If members of the Army Corps of Engineers assigned to duty in New Orleans are still high-fiving one another three days after Hurricane Gustav pounded the city, who can blame them?
Even though the hurricane’s ferocity at landfall registered “only” at the Category 2 level — forecasters had warned it could reach Category 4 — the fact that no major flooding occurred signifies a triumph, at least for now, of the corps over nature.
A low point for the corps came in June 2006 when it accepted a majority of the blame for New Orleans’ devastation three years ago after Hurricane Katrina.
The corps admitted its original designs for the city’s 350-mile hurricane protection system were flawed, and that it had not properly maintained the system.

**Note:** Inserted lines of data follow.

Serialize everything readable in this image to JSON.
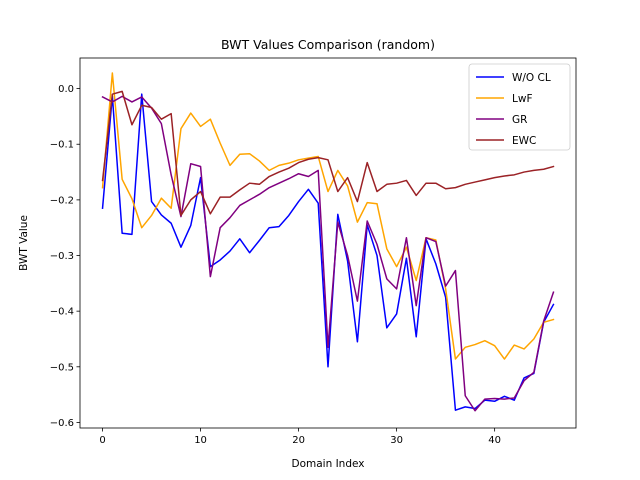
{
  "chart_data": {
    "type": "line",
    "title": "BWT Values Comparison (random)",
    "xlabel": "Domain Index",
    "ylabel": "BWT Value",
    "xlim": [
      -2.3,
      48.3
    ],
    "ylim": [
      -0.61,
      0.055
    ],
    "xticks": [
      0,
      10,
      20,
      30,
      40
    ],
    "yticks": [
      0.0,
      -0.1,
      -0.2,
      -0.3,
      -0.4,
      -0.5,
      -0.6
    ],
    "ytick_labels": [
      "0.0",
      "−0.1",
      "−0.2",
      "−0.3",
      "−0.4",
      "−0.5",
      "−0.6"
    ],
    "grid": false,
    "legend_position": "top-right",
    "series": [
      {
        "name": "W/O CL",
        "color": "#0000ff",
        "values": [
          -0.215,
          -0.013,
          -0.26,
          -0.262,
          -0.01,
          -0.203,
          -0.227,
          -0.242,
          -0.285,
          -0.246,
          -0.16,
          -0.32,
          -0.308,
          -0.292,
          -0.27,
          -0.295,
          -0.273,
          -0.25,
          -0.248,
          -0.228,
          -0.203,
          -0.181,
          -0.206,
          -0.5,
          -0.226,
          -0.31,
          -0.455,
          -0.245,
          -0.3,
          -0.43,
          -0.405,
          -0.305,
          -0.446,
          -0.27,
          -0.315,
          -0.375,
          -0.578,
          -0.572,
          -0.575,
          -0.56,
          -0.562,
          -0.553,
          -0.56,
          -0.52,
          -0.512,
          -0.42,
          -0.388
        ]
      },
      {
        "name": "LwF",
        "color": "#ffa500",
        "values": [
          -0.178,
          0.028,
          -0.163,
          -0.198,
          -0.25,
          -0.228,
          -0.197,
          -0.215,
          -0.072,
          -0.044,
          -0.068,
          -0.055,
          -0.098,
          -0.138,
          -0.118,
          -0.117,
          -0.13,
          -0.147,
          -0.138,
          -0.134,
          -0.128,
          -0.125,
          -0.122,
          -0.185,
          -0.147,
          -0.175,
          -0.24,
          -0.205,
          -0.207,
          -0.288,
          -0.32,
          -0.285,
          -0.345,
          -0.268,
          -0.272,
          -0.36,
          -0.486,
          -0.465,
          -0.46,
          -0.453,
          -0.462,
          -0.486,
          -0.461,
          -0.468,
          -0.45,
          -0.42,
          -0.415
        ]
      },
      {
        "name": "GR",
        "color": "#800080",
        "values": [
          -0.015,
          -0.024,
          -0.014,
          -0.024,
          -0.015,
          -0.035,
          -0.063,
          -0.155,
          -0.23,
          -0.135,
          -0.14,
          -0.338,
          -0.25,
          -0.232,
          -0.21,
          -0.2,
          -0.19,
          -0.178,
          -0.17,
          -0.162,
          -0.153,
          -0.158,
          -0.147,
          -0.465,
          -0.24,
          -0.3,
          -0.382,
          -0.238,
          -0.28,
          -0.342,
          -0.36,
          -0.268,
          -0.39,
          -0.268,
          -0.275,
          -0.355,
          -0.327,
          -0.552,
          -0.579,
          -0.558,
          -0.557,
          -0.558,
          -0.556,
          -0.525,
          -0.51,
          -0.418,
          -0.366
        ]
      },
      {
        "name": "EWC",
        "color": "#9b2226",
        "values": [
          -0.165,
          -0.01,
          -0.005,
          -0.065,
          -0.03,
          -0.034,
          -0.055,
          -0.045,
          -0.228,
          -0.2,
          -0.185,
          -0.225,
          -0.195,
          -0.195,
          -0.182,
          -0.17,
          -0.172,
          -0.158,
          -0.15,
          -0.143,
          -0.133,
          -0.127,
          -0.124,
          -0.128,
          -0.185,
          -0.16,
          -0.203,
          -0.133,
          -0.185,
          -0.172,
          -0.17,
          -0.165,
          -0.192,
          -0.17,
          -0.17,
          -0.18,
          -0.178,
          -0.172,
          -0.168,
          -0.164,
          -0.16,
          -0.157,
          -0.155,
          -0.15,
          -0.147,
          -0.145,
          -0.14
        ]
      }
    ]
  }
}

In contrast to this admission, the corps also had good news that month — since Katrina it had either rebuilt, strengthened or repaired 256 miles of levees and flood walls.
Funded by billions specially appropriated by Congress, the corps had met its goal — to make major improvements by the start of the 2006 hurricane season. Those improvements took a beating Monday and Tuesday during Hurricane Gustav, but they did not give way.
The corps, however, is only about a third of the way finished in restructuring the protection system. The project, with a mostly federal budget of $14.6 billion, is scheduled to be completed in 2011.
Despite the success so far, there are skeptics. A civil engineer in New Orleans and member of a local advocacy group Levees.org told National Public Radio on Wednesday that he wonders “if the plans that are currently in the making will really ever be implemented.”
And Louisiana Gov. Bobby Jindal expressed concern on the same show about whether the corps will ultimately build a protection system strong enough to withstand another Category 5 hurricane.
Our view is that the next Congress and the next presidential administration should view this project as an urgent priority. A long delay, or any compromise on the strength of the system to save money, would place New Orleans in jeopardy every hurricane season.